Τα ιδια ειπαμε λεγανε και για το Αφγανισταν οπου αντι για Κουρδους βαλε Βορεια Συμμαχια. Οσο κερδισανε εκει περα αλλο τοσο θα κερδισουνε και στην Συρια.
TALIBAN rule over northern Afghanistan ended yesterday, as the city of Kunduz fell to the Northern Alliance in a matter of hours.
The two-week siege of Kunduz had been billed by alliance commanders as the last stand of thousands of fanatical foreign terrorists, who were sworn to fight to the death rather than surrender.
Yet, when the end came it had less to do with military prowess, planning and might, than with deal-making, pragmatism and, in the background, the terrifying psychological impact of relentless American air strikes.
The US planes bombed the city for the last time before dawn yesterday morning. The largely unscathed streets, and the smouldering wreckage of military vehicles in a hilltop citadel paid testament to the apparent precision of the air raids.
Abdul Jamil, a shopkeeper, said: "The bombs fell on Taliban bases, only a little on local people."
The freshly liberated city offered a mixture of menace, and startling normality. Large numbers of heavily armed alliance troops patrolled the streets, swinging rifles, machine-guns or rocket propelled grenades.
Boy soldiers sat, yawning, in battered lorries and armoured personnel carriers, as bursts of gunfire rang out on the city limits. Nearby, a Taliban pick-up truck riddled with bullets offered a rare sign of fighting.
On the main road into town, a handful of bakeries and food shops had re-opened, bright heaps of radishes and carrots offering a rare splash of colour.
The men of the city, wearing turbans and white skull caps, gathered in the main traffic circle to gawp. Small gaggles looked at passing tanks, the alliance flag flying from the police post at the centre of the square, or the body of a dead Talib on the pavement.
Conquering troops waved and gave thumbs up signs to foreign journalists, but wary locals were not waving or cheering in return. Kunduz has a large ethnic Pathan population, raising fears of reprisals by alliance forces, who regard Pathans as natural allies of the Taliban.
When the alliance forces entered the city at 7.30 yesterday morning, the feared thousands of Arabs, Chechens, Uzbeks and Pakistanis were nowhere to be seen. After a few outbursts of vicious street fighting, and tense negotiations with Taliban holed up in a mosque, the battle was largely over.

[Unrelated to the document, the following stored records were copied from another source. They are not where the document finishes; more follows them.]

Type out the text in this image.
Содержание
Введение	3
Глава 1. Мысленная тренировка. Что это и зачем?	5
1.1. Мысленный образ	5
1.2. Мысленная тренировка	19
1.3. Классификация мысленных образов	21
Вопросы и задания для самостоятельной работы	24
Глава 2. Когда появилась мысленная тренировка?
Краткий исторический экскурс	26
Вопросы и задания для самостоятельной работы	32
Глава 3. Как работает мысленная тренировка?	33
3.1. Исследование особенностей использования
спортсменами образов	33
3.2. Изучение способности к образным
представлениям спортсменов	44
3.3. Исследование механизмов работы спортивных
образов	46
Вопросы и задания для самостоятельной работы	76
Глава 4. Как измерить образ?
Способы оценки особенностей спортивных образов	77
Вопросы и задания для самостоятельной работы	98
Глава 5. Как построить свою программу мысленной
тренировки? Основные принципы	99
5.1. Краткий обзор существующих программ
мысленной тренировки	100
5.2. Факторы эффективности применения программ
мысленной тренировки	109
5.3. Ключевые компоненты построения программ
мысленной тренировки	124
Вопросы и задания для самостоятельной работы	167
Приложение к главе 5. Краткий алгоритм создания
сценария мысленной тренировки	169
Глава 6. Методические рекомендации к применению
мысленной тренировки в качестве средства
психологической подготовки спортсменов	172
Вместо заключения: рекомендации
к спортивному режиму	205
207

Gen Daoud Khan, the conqueror of Kunduz, accused Pakistan - the power behind the Taliban - of airlifting large numbers of foreign fighters to safety. He said many of the Taliban had retreated from Kunduz to the district of Chardarah to the west of the city. Gen Daoud said urgent negotiations for their surrender were going on.
Thousands of Taliban, including at least 600 foreigners, abandoned the fight over the weekend, surrendering to alliance commanders east and west of the city. The Afghans among them walked away as free men, after handing over their weapons.
Alliance forces encountered sporadic resistance and ambushes by the Taliban as they entered the city. One local resident, Abdul Satar, described a night and morning of terror as gunfire rang out in the city streets.
"We were afraid. There were Taliban on the streets, but no ordinary people. I saw some Kandahari Taliban stage an ambush at 8am.
"There was fighting in the centre of the city, and all the ordinary people ran to their houses. They used machineguns and rockets. There were about seven or eight Taliban killed in the street," he said.
Looting was at the forefront of many alliance soldiers' minds. Hours after the fall of Kunduz, the highway out of the city was choked with stolen Taliban vehicles.
Those that could not be driven themselves were towed away, in a winding, clanking procession of lorries towing lorries, lorries towing guns, even a lorry towing a van towing a pick up truck.
An alliance tank commander, Farid Ahmad, said: "If they had stayed, we would have taken revenge on them."
The commander was now bracing himself for one final battle to rid northern Afghanistan of the Taliban. "Tell George Bush," he cried excitedly, "they are crowded into Chardarah: bomb, bomb."